When --allocation_strategy=cxl is set alongside --enable_cxl=true, the master preferentially allocates new objects on CXL memory.

DFS Storage#

Flag

Default

Description

--root_fs_dir

empty

DFS mount directory for multi-layer storage backend

--global_file_segment_size

4GB (4294967296)

Max available space for DFS segments

Master Configuration File#

In addition to CLI flags, the master accepts JSON/YAML config files:

mooncake_master --config_path=mooncake-store/conf/master.yaml
rpc_interface: "eth0"
rpc_port: 50051

Reference: Client & Engine Tuning (Env Vars)#

Runtime Protocol#

Variable

Default

Description

MC_RPC_PROTOCOL

tcp

RPC transport protocol between master and clients: tcp or rdma

MC_USE_TENT / MC_USE_TEV1

unset

Set to any value to enable the TENT (next-gen) transfer engine

MC_STORE_CLUSTER_ID

unset

Cluster ID label attached to client metrics

Topology Discovery#

Variable

Default

Description

MC_MS_AUTO_DISC

1

Auto-discover NIC/GPU topology. Set 0 to provide rdma_devices manually

MC_MS_FILTERS

empty

Comma-separated NIC whitelist (e.g., mlx5_0,mlx5_2)

When MC_MS_AUTO_DISC=0, pass rdma_devices (comma-separated) to the Python setup() call.

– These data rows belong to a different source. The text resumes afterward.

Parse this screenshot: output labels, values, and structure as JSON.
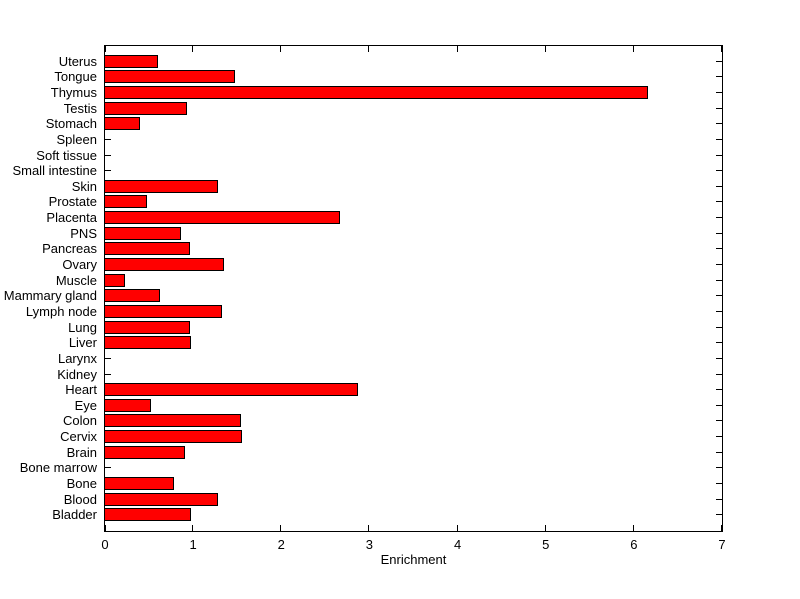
{
  "figure": {
    "background": "#FFFFFF"
  },
  "chart_data": {
    "type": "bar",
    "orientation": "horizontal",
    "title": "",
    "xlabel": "Enrichment",
    "ylabel": "",
    "xlim": [
      0,
      7
    ],
    "xticks": [
      0,
      1,
      2,
      3,
      4,
      5,
      6,
      7
    ],
    "grid": false,
    "box": true,
    "bar_color": "#FF0000",
    "bar_edge_color": "#000000",
    "axis_color": "#000000",
    "categories": [
      "Uterus",
      "Tongue",
      "Thymus",
      "Testis",
      "Stomach",
      "Spleen",
      "Soft tissue",
      "Small intestine",
      "Skin",
      "Prostate",
      "Placenta",
      "PNS",
      "Pancreas",
      "Ovary",
      "Muscle",
      "Mammary gland",
      "Lymph node",
      "Lung",
      "Liver",
      "Larynx",
      "Kidney",
      "Heart",
      "Eye",
      "Colon",
      "Cervix",
      "Brain",
      "Bone marrow",
      "Bone",
      "Blood",
      "Bladder"
    ],
    "values": [
      0.59,
      1.46,
      6.15,
      0.92,
      0.39,
      0,
      0,
      0,
      1.27,
      0.47,
      2.66,
      0.85,
      0.95,
      1.34,
      0.21,
      0.61,
      1.32,
      0.95,
      0.97,
      0,
      0,
      2.86,
      0.51,
      1.53,
      1.54,
      0.9,
      0,
      0.77,
      1.27,
      0.96
    ]
  }
}
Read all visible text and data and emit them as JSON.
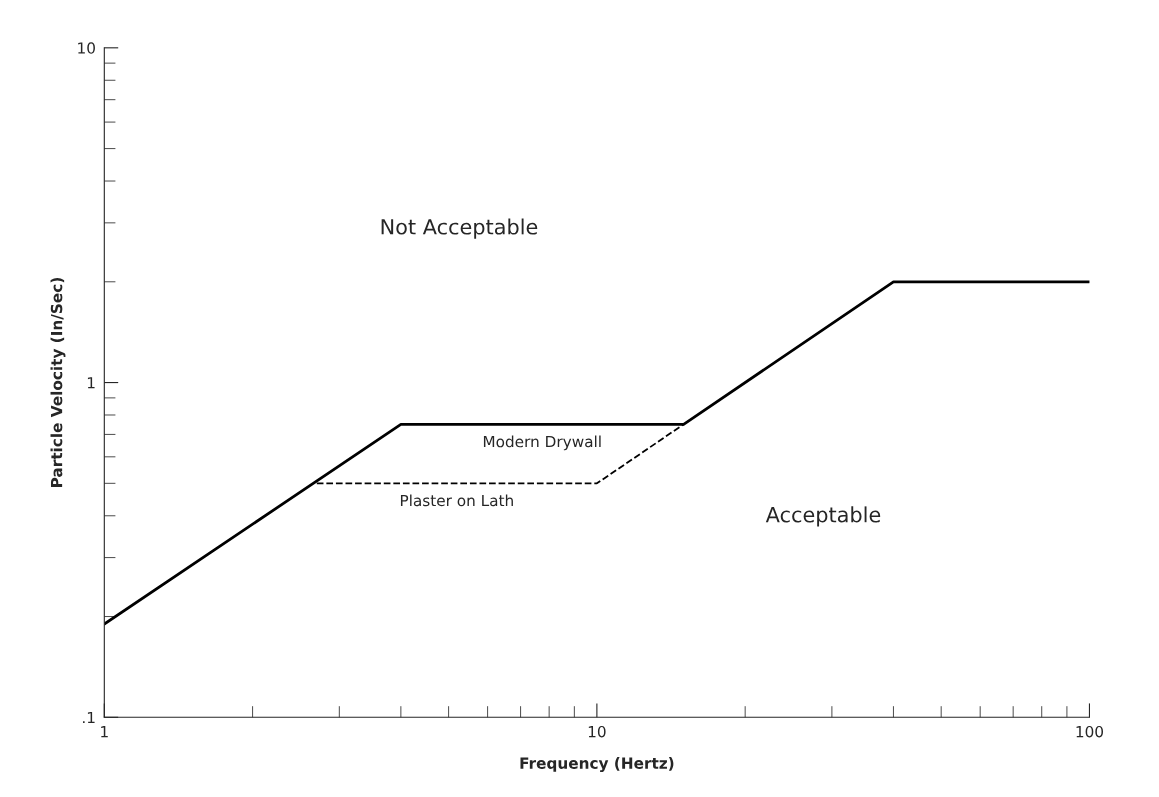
{
  "chart_data": {
    "type": "line",
    "xlabel": "Frequency (Hertz)",
    "ylabel": "Particle Velocity (In/Sec)",
    "x": [
      1,
      4,
      15,
      40,
      100
    ],
    "series": [
      {
        "name": "Modern Drywall",
        "color": "#000000",
        "line_style": "solid",
        "values": [
          0.19,
          0.75,
          0.75,
          2,
          2
        ]
      },
      {
        "name": "Plaster on Lath",
        "color": "#000000",
        "line_style": "dashed",
        "x": [
          2.7,
          10,
          15
        ],
        "values": [
          0.5,
          0.5,
          0.75
        ]
      }
    ],
    "log": "xy",
    "xlim": [
      1,
      100
    ],
    "ylim": [
      0.1,
      10
    ],
    "xticks": [
      1,
      10,
      100
    ],
    "yticks": [
      {
        "value": 0.1,
        "label": ".1"
      },
      1,
      10
    ],
    "annotations": [
      "Not Acceptable",
      "Acceptable"
    ],
    "grid": false,
    "legend": false,
    "marker": "none"
  }
}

Transfer Engine Metrics (disabled by default)#

Variable

Default

Description

MC_TE_METRIC

0

Set to 1 to enable engine metrics. Not supported with TENT

MC_TE_METRIC_INTERVAL_SECONDS

5

Seconds between reports

Client Metrics (enabled by default)#

Variable

Default

Description

MC_STORE_CLIENT_METRIC

1

Set 0 to disable

MC_STORE_CLIENT_METRIC_INTERVAL

0

Reporting interval; 0 collects but does not periodically report

MC_STORE_CLIENT_MIN_PORT

12300

Min local port for client connections

MC_STORE_CLIENT_MAX_PORT

14300

Max local port for client connections

Local Hot Cache#

Local hot cache provides a DRAM read cache on top of SSD-resident objects for faster access.

Variable

Default

Description

MC_STORE_LOCAL_HOT_CACHE_SIZE

unset

Size of the local hot cache (e.g., "8gb"). Set to enable the hot cache

MC_STORE_LOCAL_HOT_BLOCK_SIZE

unset

Block size for hot cache (e.g., "2mb")

MC_STORE_LOCAL_HOT_CACHE_USE_SHM

unset

Set 1 to use memfd-backed shared memory

MC_STORE_LOCAL_HOT_ADMISSION_THRESHOLD

unset

Minimum CountMinSketch count before a key is admitted to hot cache

Local Memory Optimization#

Variable

Default

Description

MC_STORE_MEMCPY

0

Set 1 to prefer local memcpy when source/destination are on the same client

MC_STORE_CLIENT_SETUP_RETRIES

20

Number of times to retry client registration on failure

MC_CXL_DEV_SIZE

unset

CXL device size (overrides --cxl_size for client-side allocation)

MMap Buffer & HugePages#

Variable

Default

Description

MC_STORE_USE_HUGEPAGE

unset

Set 1 to request HugeTLB-backed mmap()

MC_STORE_HUGEPAGE_SIZE

2MB

Supported: 2MB, 1GB

MC_MMAP_ARENA_POOL_SIZE

unset

Pre-allocated arena pool size (e.g., 8gb). Explicitly set to enable the arena

MC_DISABLE_MMAP_ARENA

unset

Set 1 to disable arena, fall back to per-call mmap()

yalantinglibs Log Level#

export MC_YLT_LOG_LEVEL=info

Available: trace, debug, info, warn (or warning), error, critical.